Anyway, I dislike dreams like that - they scare the fuck out of me because I've always had a feeling I would die young.

Other than this, I'm psyched still about VDay. I don't know why. I've never been this excited about VDay before because I usually HATE Vday. I don't know if I'm more excited about giving WG my gift, or the possibility of fucking around or just pleasing him. I adore the card I got him, it's wonderful. I love it.

I'm going to make a brownie for him, and put a dollop of cool whip - vanilla on it. I'm going to look for a heart cookie cutter and cut out the brownie with it. But if I can't find it, I think a plain ol' square is okay. I'm sure he wont' complain!

I figure...hmmm cool whip....hee hee. I also can't wait to light candles in my apt. I mean they are brand NEW candles - never lit! I've been having a itch to burn them - there is something about burning new candles that is so satifiying. It's like taking something un-used and something so perfect and destroying it. The match, taking the wicks virginity.

I've slightly a sick feeling in my stomach that WG will get coy/shy which makes me nervous and I'll get upset inside about nothing happening. I hate when I get like that, cause then I get pissed at WG. I need to realize it's not his fault entirely. I need to relax.

Anyway my parents come in today. I'm excited to see them. I like that I'll see this this month and next month for my sisters wedding. After this ... nothing!

I'm not sure what to do with myself after this wedding. God knows how much I've done for it and stuff. I'm still hurting for cash. It's gotten very bad. I don't know what quiet to do anymore. Other than thinking about cutting out my DSL and am going to lower my cable box to basic. That ought to save at least $50.

See I get paid today, and have $500 to live on for about a month. Note the $500 also goes to all my bills. And I have to buy food, gas, pay on visa. I'm already waiting 3 weeks for my nails to get done - ala get them done once a month - my only guilty pleasure.

My following check goes to rent. Then again, a check, and so on. I know I should probably find a new "career" write again? Something. I don't know. It's sad I could be a secretary and get paid more than what I make here.

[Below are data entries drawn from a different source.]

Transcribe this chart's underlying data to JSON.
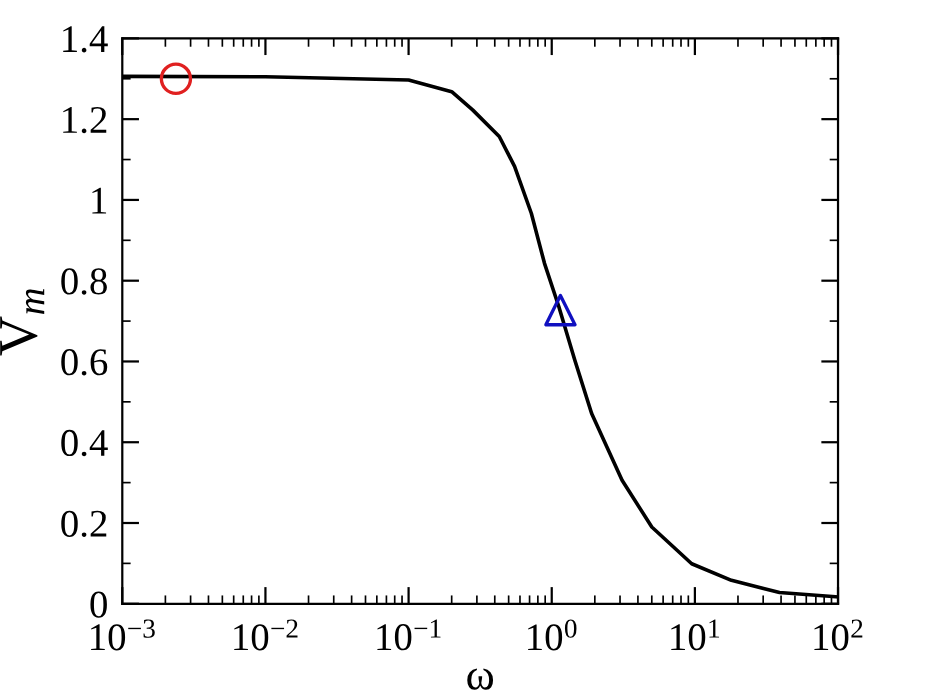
{
  "chart_data": {
    "type": "line",
    "xlabel": "ω",
    "ylabel": "V$_{m}$",
    "log": "x",
    "grid": false,
    "xlim": [
      0.001,
      100
    ],
    "ylim": [
      0,
      1.4
    ],
    "xticks": [
      {
        "value": 0.001,
        "label": "10$^{−3}$"
      },
      {
        "value": 0.01,
        "label": "10$^{−2}$"
      },
      {
        "value": 0.1,
        "label": "10$^{−1}$"
      },
      {
        "value": 1,
        "label": "10$^{0}$"
      },
      {
        "value": 10,
        "label": "10$^{1}$"
      },
      {
        "value": 100,
        "label": "10$^{2}$"
      }
    ],
    "yticks": [
      0,
      0.2,
      0.4,
      0.6,
      0.8,
      1,
      1.2,
      1.4
    ],
    "series": [
      {
        "color": "#000000",
        "marker": "none",
        "line_style": "solid",
        "x": [
          0.001,
          0.01,
          0.1,
          0.2,
          0.28,
          0.43,
          0.55,
          0.72,
          0.89,
          1.12,
          1.45,
          1.9,
          3.1,
          5.0,
          9.5,
          18,
          39,
          100
        ],
        "values": [
          1.306,
          1.305,
          1.297,
          1.268,
          1.223,
          1.157,
          1.083,
          0.967,
          0.843,
          0.736,
          0.603,
          0.471,
          0.306,
          0.19,
          0.099,
          0.058,
          0.028,
          0.017
        ]
      },
      {
        "type": "scatter",
        "color": "#e02020",
        "marker": "circle",
        "x": [
          0.00237
        ],
        "values": [
          1.3
        ]
      },
      {
        "type": "scatter",
        "color": "#1010c0",
        "marker": "triangle",
        "x": [
          1.15
        ],
        "values": [
          0.727
        ]
      }
    ]
  }
}
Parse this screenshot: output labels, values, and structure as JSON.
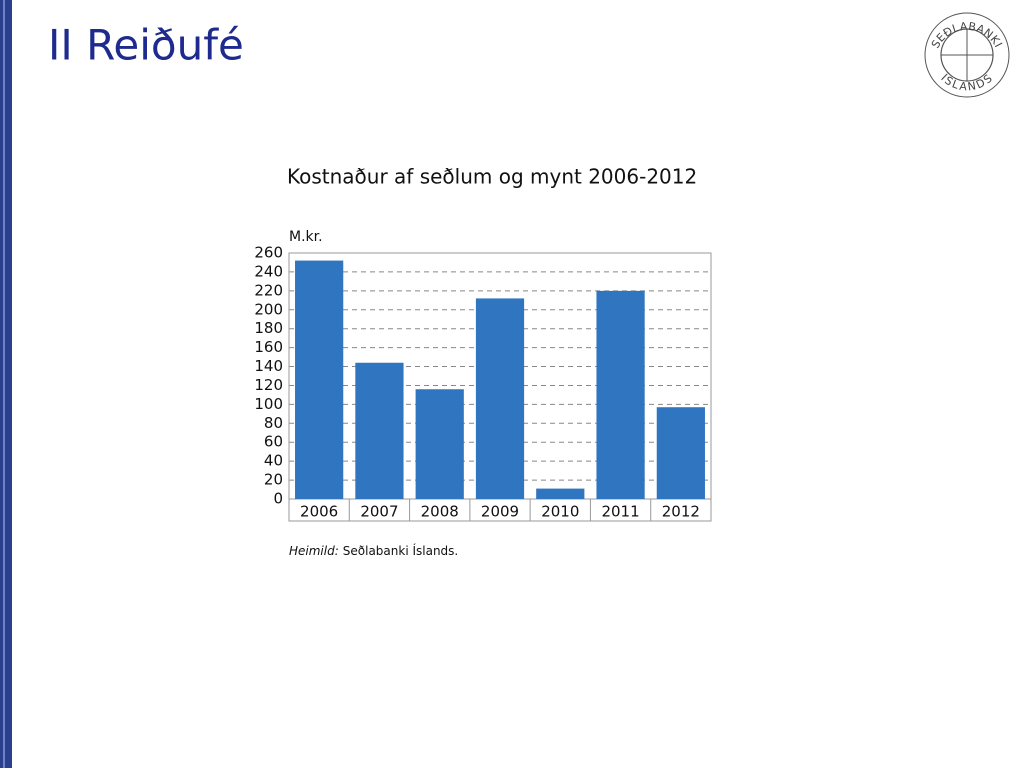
{
  "slide_title": "II Reiðufé",
  "logo": {
    "top": "SEÐLABANKI",
    "bottom": "ÍSLANDS"
  },
  "chart_data": {
    "type": "bar",
    "title": "Kostnaður af seðlum og mynt 2006-2012",
    "y_label": "M.kr.",
    "source_label": "Heimild:",
    "source": "Seðlabanki Íslands.",
    "categories": [
      "2006",
      "2007",
      "2008",
      "2009",
      "2010",
      "2011",
      "2012"
    ],
    "values": [
      252,
      144,
      116,
      212,
      11,
      220,
      97
    ],
    "color": "#3075c0",
    "ylim": [
      0,
      260
    ],
    "yticks": [
      0,
      20,
      40,
      60,
      80,
      100,
      120,
      140,
      160,
      180,
      200,
      220,
      240,
      260
    ],
    "grid": true
  }
}
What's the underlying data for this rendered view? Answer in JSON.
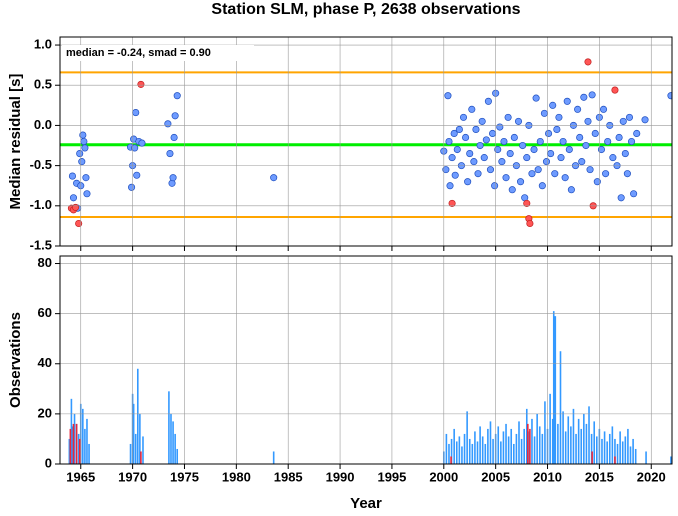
{
  "chart_data": [
    {
      "type": "scatter",
      "title": "Station SLM, phase P, 2638 observations",
      "ylabel": "Median residual [s]",
      "annotation": "median = -0.24, smad = 0.90",
      "xlim": [
        1963,
        2022
      ],
      "ylim": [
        -1.5,
        1.1
      ],
      "xticks": [
        1965,
        1970,
        1975,
        1980,
        1985,
        1990,
        1995,
        2000,
        2005,
        2010,
        2015,
        2020
      ],
      "xtick_labels": false,
      "yticks": [
        {
          "value": 1,
          "label": "1.0"
        },
        0.5,
        {
          "value": 0,
          "label": "0.0"
        },
        -0.5,
        {
          "value": -1,
          "label": "-1.0"
        },
        -1.5
      ],
      "grid": true,
      "reference_lines": [
        {
          "value": -0.24,
          "color": "#00ee00"
        },
        {
          "value": 0.66,
          "color": "#ffa500"
        },
        {
          "value": -1.14,
          "color": "#ffa500"
        }
      ],
      "series": [
        {
          "color": "#6e9bff",
          "edge": "#1f4fbf",
          "x": [
            1964.2,
            1964.3,
            1964.6,
            1964.9,
            1965.0,
            1965.1,
            1965.2,
            1965.3,
            1965.4,
            1965.5,
            1965.6,
            1964.7,
            1969.8,
            1969.9,
            1970.0,
            1970.1,
            1970.2,
            1970.3,
            1970.4,
            1970.6,
            1970.9,
            1973.4,
            1973.6,
            1973.8,
            1973.9,
            1974.0,
            1974.1,
            1974.3,
            1983.6,
            2000.0,
            2000.2,
            2000.4,
            2000.5,
            2000.6,
            2000.8,
            2001.0,
            2001.1,
            2001.3,
            2001.5,
            2001.7,
            2001.9,
            2002.1,
            2002.3,
            2002.5,
            2002.7,
            2002.9,
            2003.1,
            2003.3,
            2003.5,
            2003.7,
            2003.9,
            2004.1,
            2004.3,
            2004.5,
            2004.7,
            2004.9,
            2005.0,
            2005.2,
            2005.4,
            2005.6,
            2005.8,
            2006.0,
            2006.2,
            2006.4,
            2006.6,
            2006.8,
            2007.0,
            2007.2,
            2007.4,
            2007.6,
            2007.8,
            2008.0,
            2008.2,
            2008.5,
            2008.7,
            2008.9,
            2009.1,
            2009.3,
            2009.5,
            2009.7,
            2009.9,
            2010.1,
            2010.3,
            2010.5,
            2010.7,
            2010.9,
            2011.1,
            2011.3,
            2011.5,
            2011.7,
            2011.9,
            2012.1,
            2012.3,
            2012.5,
            2012.7,
            2012.9,
            2013.1,
            2013.3,
            2013.5,
            2013.7,
            2013.9,
            2014.1,
            2014.3,
            2014.6,
            2014.8,
            2015.0,
            2015.2,
            2015.4,
            2015.6,
            2015.8,
            2016.0,
            2016.3,
            2016.7,
            2016.9,
            2017.1,
            2017.3,
            2017.5,
            2017.7,
            2017.9,
            2018.1,
            2018.3,
            2018.6,
            2019.4,
            2021.9
          ],
          "values": [
            -0.63,
            -0.9,
            -0.72,
            -0.35,
            -0.75,
            -0.45,
            -0.12,
            -0.2,
            -0.28,
            -0.65,
            -0.85,
            -1.03,
            -0.27,
            -0.77,
            -0.5,
            -0.17,
            -0.28,
            0.16,
            -0.62,
            -0.2,
            -0.22,
            0.02,
            -0.35,
            -0.72,
            -0.65,
            -0.15,
            0.12,
            0.37,
            -0.65,
            -0.32,
            -0.55,
            0.37,
            -0.2,
            -0.75,
            -0.4,
            -0.1,
            -0.62,
            -0.3,
            -0.05,
            -0.5,
            0.1,
            -0.15,
            -0.7,
            -0.35,
            0.2,
            -0.45,
            -0.05,
            -0.6,
            -0.25,
            0.05,
            -0.4,
            -0.18,
            0.3,
            -0.55,
            -0.1,
            -0.75,
            0.4,
            -0.3,
            -0.02,
            -0.45,
            -0.2,
            -0.65,
            0.1,
            -0.35,
            -0.8,
            -0.15,
            -0.5,
            0.05,
            -0.7,
            -0.25,
            -0.9,
            -0.4,
            0.0,
            -0.6,
            -0.3,
            0.34,
            -0.55,
            -0.2,
            -0.75,
            0.15,
            -0.45,
            -0.1,
            -0.35,
            0.25,
            -0.6,
            -0.05,
            0.1,
            -0.4,
            -0.2,
            -0.65,
            0.3,
            -0.3,
            -0.8,
            0.0,
            -0.5,
            0.2,
            -0.15,
            -0.45,
            0.35,
            -0.25,
            0.05,
            -0.55,
            0.38,
            -0.1,
            -0.7,
            0.1,
            -0.3,
            0.2,
            -0.6,
            -0.2,
            0.0,
            -0.4,
            -0.5,
            -0.15,
            -0.9,
            0.05,
            -0.35,
            -0.6,
            0.1,
            -0.2,
            -0.85,
            -0.1,
            0.07,
            0.37
          ]
        },
        {
          "color": "#ff5555",
          "edge": "#c02020",
          "x": [
            1964.1,
            1964.3,
            1964.5,
            1964.8,
            1970.8,
            2000.8,
            2008.0,
            2008.2,
            2008.3,
            2013.9,
            2014.4,
            2016.5
          ],
          "values": [
            -1.03,
            -1.05,
            -1.02,
            -1.22,
            0.51,
            -0.97,
            -0.97,
            -1.16,
            -1.22,
            0.79,
            -1.0,
            0.44
          ]
        }
      ]
    },
    {
      "type": "bar",
      "ylabel": "Observations",
      "xlabel": "Year",
      "xlim": [
        1963,
        2022
      ],
      "ylim": [
        0,
        83
      ],
      "xticks": [
        1965,
        1970,
        1975,
        1980,
        1985,
        1990,
        1995,
        2000,
        2005,
        2010,
        2015,
        2020
      ],
      "xtick_labels": true,
      "yticks": [
        0,
        20,
        40,
        60,
        80
      ],
      "grid": true,
      "series": [
        {
          "color": "#3399ff",
          "x": [
            1963.9,
            1964.1,
            1964.2,
            1964.4,
            1964.6,
            1964.8,
            1965.0,
            1965.2,
            1965.4,
            1965.6,
            1965.8,
            1969.8,
            1970.0,
            1970.1,
            1970.3,
            1970.5,
            1970.7,
            1971.0,
            1973.5,
            1973.7,
            1973.9,
            1974.1,
            1974.3,
            1983.6,
            2000.0,
            2000.25,
            2000.5,
            2000.75,
            2001.0,
            2001.25,
            2001.5,
            2001.75,
            2002.0,
            2002.25,
            2002.5,
            2002.75,
            2003.0,
            2003.25,
            2003.5,
            2003.75,
            2004.0,
            2004.25,
            2004.5,
            2004.75,
            2005.0,
            2005.25,
            2005.5,
            2005.75,
            2006.0,
            2006.25,
            2006.5,
            2006.75,
            2007.0,
            2007.25,
            2007.5,
            2007.75,
            2008.0,
            2008.25,
            2008.5,
            2008.75,
            2009.0,
            2009.25,
            2009.5,
            2009.75,
            2010.0,
            2010.25,
            2010.5,
            2010.6,
            2010.75,
            2011.0,
            2011.25,
            2011.5,
            2011.75,
            2012.0,
            2012.25,
            2012.5,
            2012.75,
            2013.0,
            2013.25,
            2013.5,
            2013.75,
            2014.0,
            2014.25,
            2014.5,
            2014.75,
            2015.0,
            2015.25,
            2015.5,
            2015.75,
            2016.0,
            2016.25,
            2016.5,
            2016.75,
            2017.0,
            2017.25,
            2017.5,
            2017.75,
            2018.0,
            2018.25,
            2018.5,
            2019.5,
            2021.9
          ],
          "values": [
            10,
            26,
            15,
            20,
            16,
            12,
            24,
            22,
            14,
            18,
            8,
            8,
            28,
            24,
            12,
            38,
            20,
            11,
            29,
            20,
            17,
            12,
            6,
            5,
            5,
            12,
            8,
            10,
            14,
            9,
            11,
            7,
            12,
            21,
            10,
            8,
            13,
            9,
            15,
            11,
            8,
            14,
            17,
            10,
            12,
            15,
            9,
            13,
            16,
            11,
            14,
            8,
            12,
            17,
            10,
            14,
            22,
            13,
            18,
            11,
            20,
            15,
            12,
            25,
            14,
            28,
            18,
            61,
            59,
            16,
            45,
            21,
            13,
            19,
            15,
            22,
            12,
            18,
            14,
            20,
            16,
            23,
            12,
            17,
            11,
            14,
            10,
            13,
            9,
            12,
            15,
            10,
            8,
            13,
            9,
            11,
            14,
            7,
            10,
            6,
            5,
            3
          ]
        },
        {
          "color": "#e8283c",
          "x": [
            1964.0,
            1964.3,
            1964.6,
            1964.9,
            1970.8,
            2000.7,
            2008.1,
            2008.3,
            2014.3,
            2016.5
          ],
          "values": [
            14,
            16,
            16,
            10,
            5,
            3,
            16,
            14,
            5,
            3
          ]
        }
      ]
    }
  ]
}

And Wg talking about getting married, kids, on his salary we couldn't survive. I'd have to work and I'd want to work, but he wouldn't want me to.

Life, I feel for me, is about to get pretty... interesting. I feel like saying, watch my upcoming year and next year, and see just how my life changes. And how it's on this trend of change - as it has been for about two years now. I have a feeling it's not stopping anytime soon.